There are many reasons why the Carnivore Diet is so effective for weight loss. Firstly, you’re eating mainly protein and fat, which provide satiety and it eliminates mindless eating.
Additionally, you’re more than likely to switch into ketosis on this diet. When you’re in ketosis, your body is burning fat for fuel, rather than carbohydrates. So your body will essentially use the extra fat you’re carrying on your body to give you energy!
There are several myths and common concerns regarding this diet:
“Too much meat can cause kidney problems.” This is more of a concern for people who have preexisting kidney conditions. If you are going into this with strained kidneys or kidney disease, then your filtration system is already impaired and higher amounts of protein may be an issue. But if your kidneys are healthy, then the protein should be just fine!
“Eating only meat causes scurvy.” A common misconception is that eating only meat can cause vitamin deficiencies. First of all, meat does contain small amounts of vitamin C. Secondly, in a carbohydrate diet, we only require 10 mg/day of vitamin C to prevent scurvy. What’s more— research shows when on an all-meat diet, we require even less vitamin C to stay healthy.
“Won’t you get super constipated?” Those on the Carnivore Diet have reported that, although it may take a week or so for your body to adjust, this diet does wonders for their colon and bowel movement regulation!
“Isn’t meat bad for you?” Please read our article on red meat’s supposed link to cancer. Essentially, the study that went viral was sensationalized, and there were a lot of factors that were overlooked. It is my firm belief that grass-fed, organic, free-range meats are healthy for you, no matter what diet you’re on!
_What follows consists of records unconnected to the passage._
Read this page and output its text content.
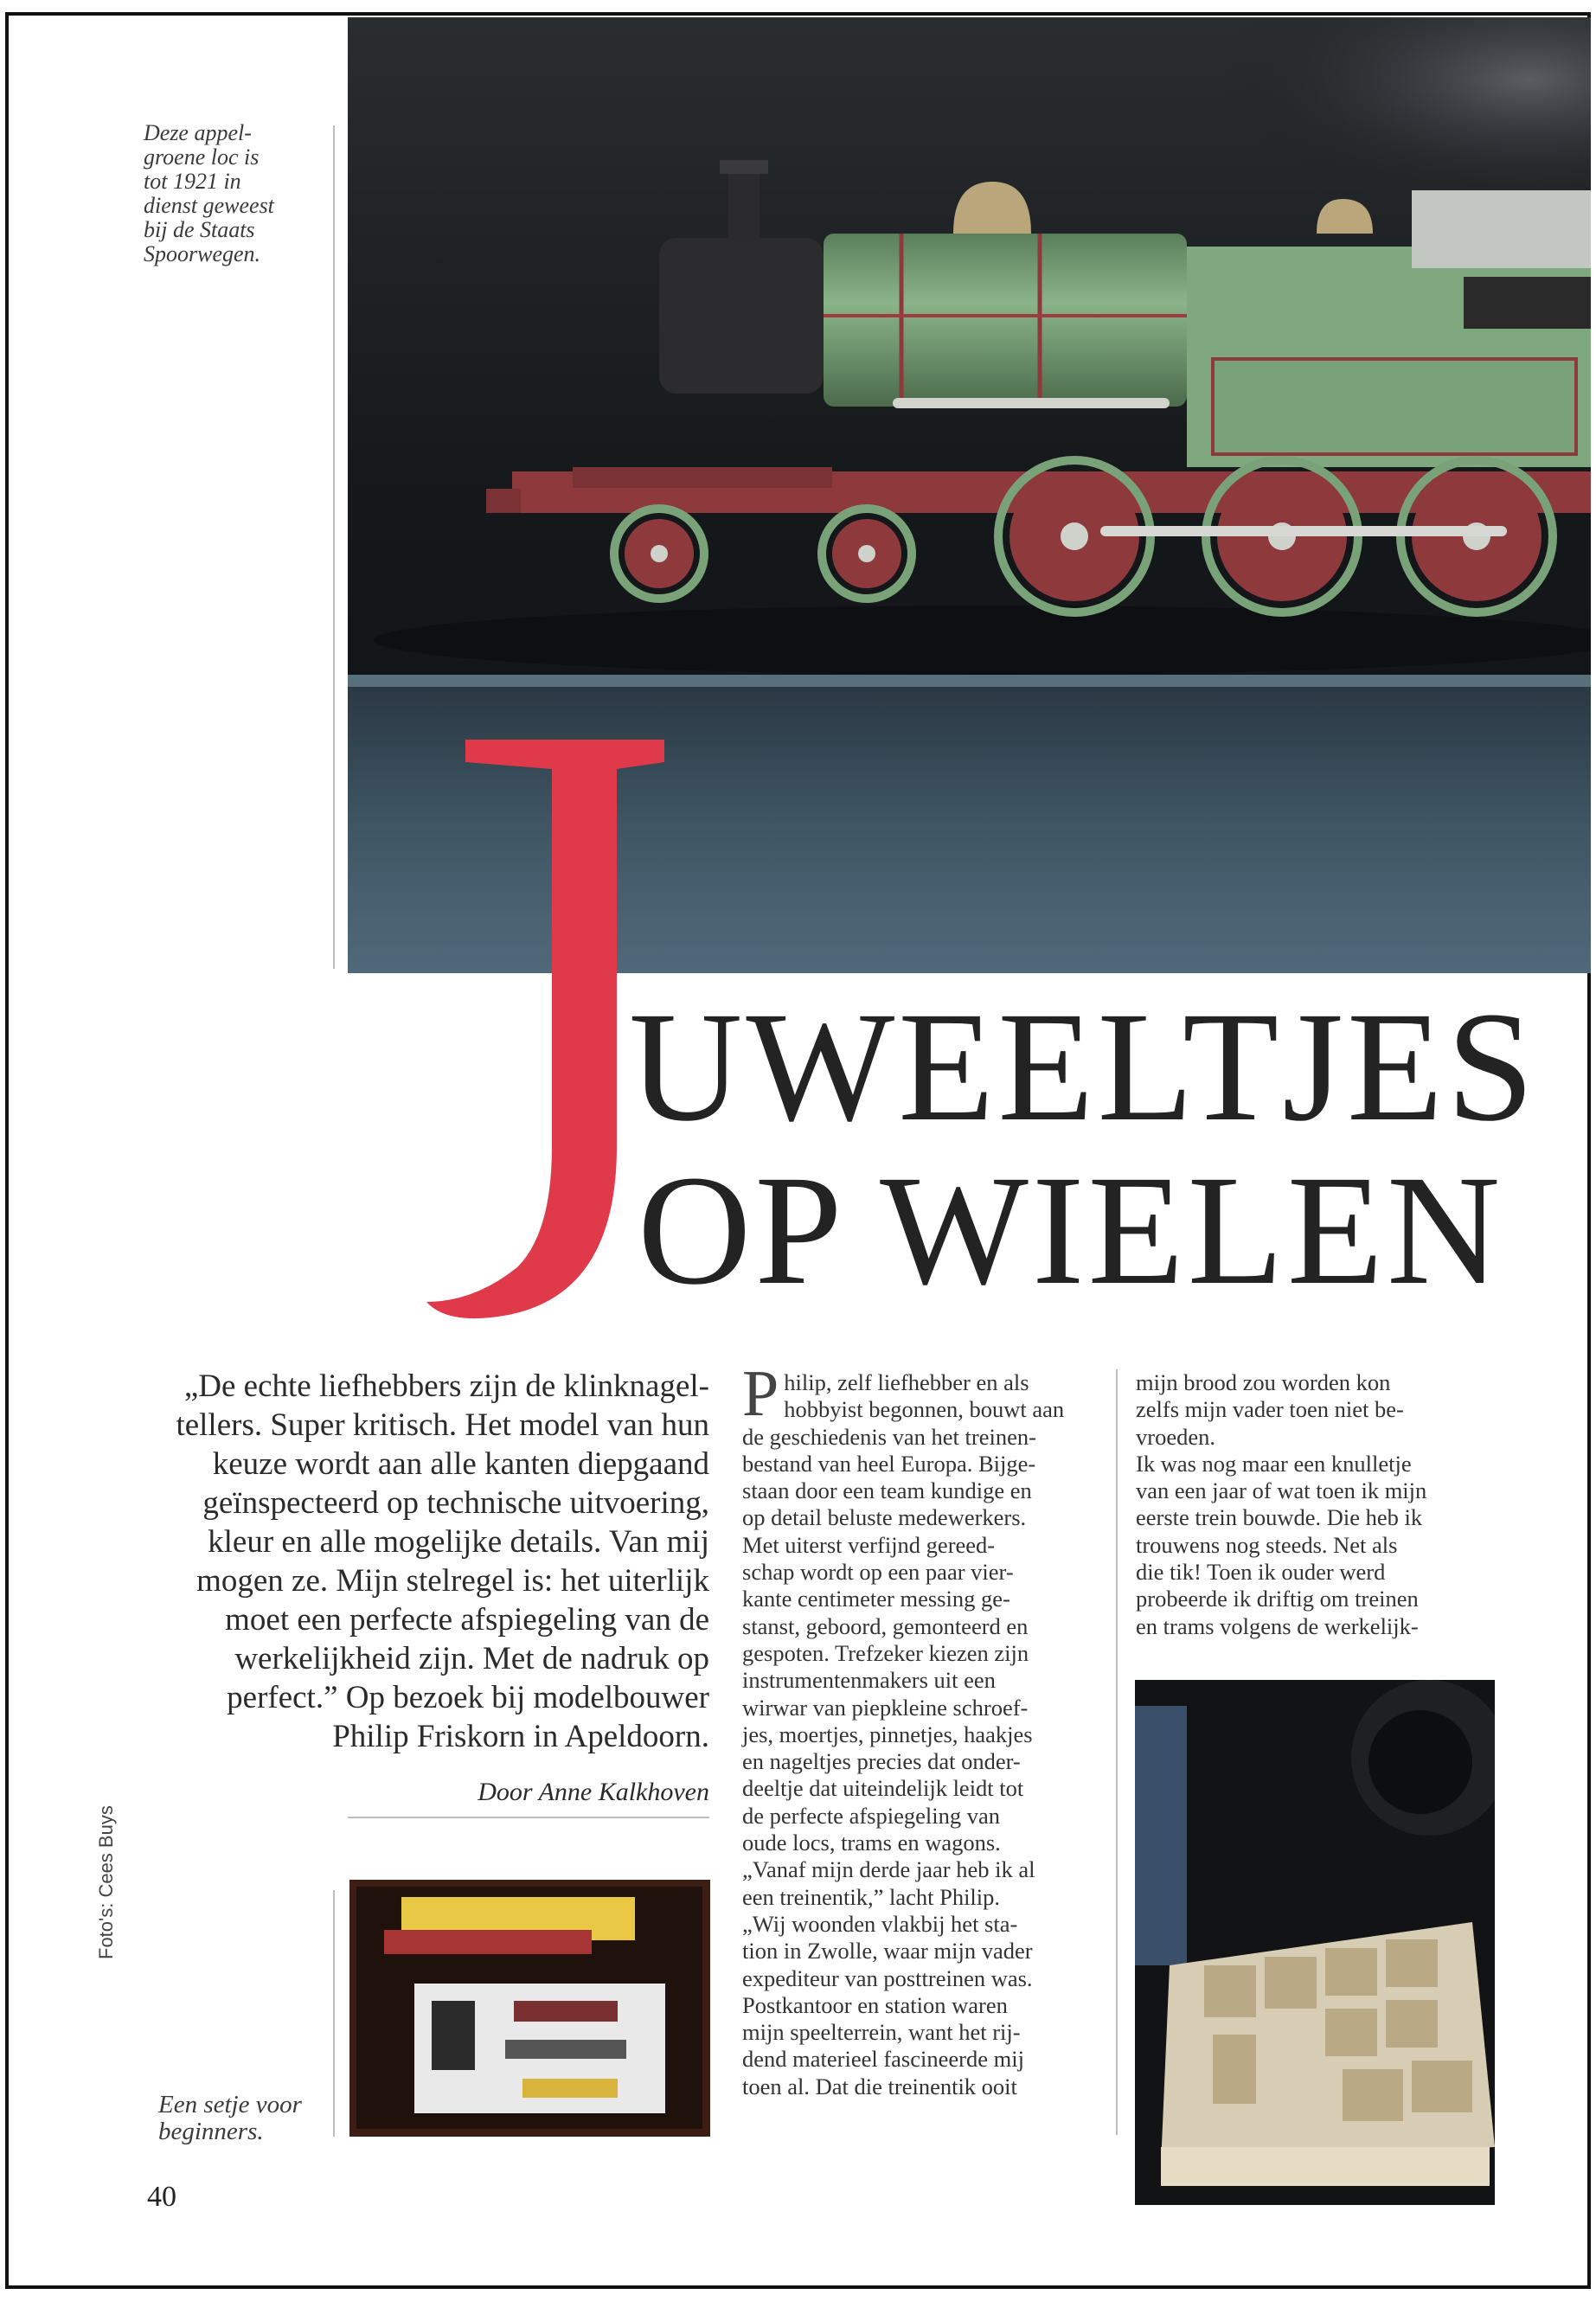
Deze appel-
groene loc is
tot 1921 in
dienst geweest
bij de Staats
Spoorwegen.
J
UWEELTJES
OP WIELEN
„De echte liefhebbers zijn de klinknagel-
tellers. Super kritisch. Het model van hun
keuze wordt aan alle kanten diepgaand
geïnspecteerd op technische uitvoering,
kleur en alle mogelijke details. Van mij
mogen ze. Mijn stelregel is: het uiterlijk
moet een perfecte afspiegeling van de
werkelijkheid zijn. Met de nadruk op
perfect.” Op bezoek bij modelbouwer
Philip Friskorn in Apeldoorn.
Door Anne Kalkhoven
P hilip, zelf liefhebber en als
hobbyist begonnen, bouwt aan
de geschiedenis van het treinen-
bestand van heel Europa. Bijge-
staan door een team kundige en
op detail beluste medewerkers.
Met uiterst verfijnd gereed-
schap wordt op een paar vier-
kante centimeter messing ge-
stanst, geboord, gemonteerd en
gespoten. Trefzeker kiezen zijn
instrumentenmakers uit een
wirwar van piepkleine schroef-
jes, moertjes, pinnetjes, haakjes
en nageltjes precies dat onder-
deeltje dat uiteindelijk leidt tot
de perfecte afspiegeling van
oude locs, trams en wagons.
„Vanaf mijn derde jaar heb ik al
een treinentik,” lacht Philip.
„Wij woonden vlakbij het sta-
tion in Zwolle, waar mijn vader
expediteur van posttreinen was.
Postkantoor en station waren
mijn speelterrein, want het rij-
dend materieel fascineerde mij
toen al. Dat die treinentik ooit
mijn brood zou worden kon
zelfs mijn vader toen niet be-
vroeden.
Ik was nog maar een knulletje
van een jaar of wat toen ik mijn
eerste trein bouwde. Die heb ik
trouwens nog steeds. Net als
die tik! Toen ik ouder werd
probeerde ik driftig om treinen
en trams volgens de werkelijk-
Een setje voor
beginners.
Foto's: Cees Buys
40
Quality matters.
If you decide to try the Carnivore Diet, be sure to choose fatty cuts, and don’t be stingy with the salt! Follow your intuition- if you want to throw a slab of butter on top of your steak, or want to choose the fattiest meat cuts you can find- do so! Don’t start this diet primarily to lose weight, and then start counting calories. Your body requires fat and plenty of electrolytes to stay healthy. If you skimp on the salt, you will notice. Headaches will probably be your first clue! Additionally, be sure to drink plenty of high-quality water (filtered water, or spring water if it’s available!). You might even consider sprinkling some salt into your water to keep yourself hydrated.
As we’ve noted, people with chronic illnesses and autoimmune diseases are among the finest candidates for the Carnivore Diet. If you have been suffering from undetermined food intolerances, you might consider the carnivore diet as a short-term elimination diet to uncover your trigger foods.
Anyone with kidney disease or eating disorders should think twice before diving into the Carnivore Diet. We advise anyone considering this way of eating talk to a functional medicine practitioner to better advise on an individual-basis.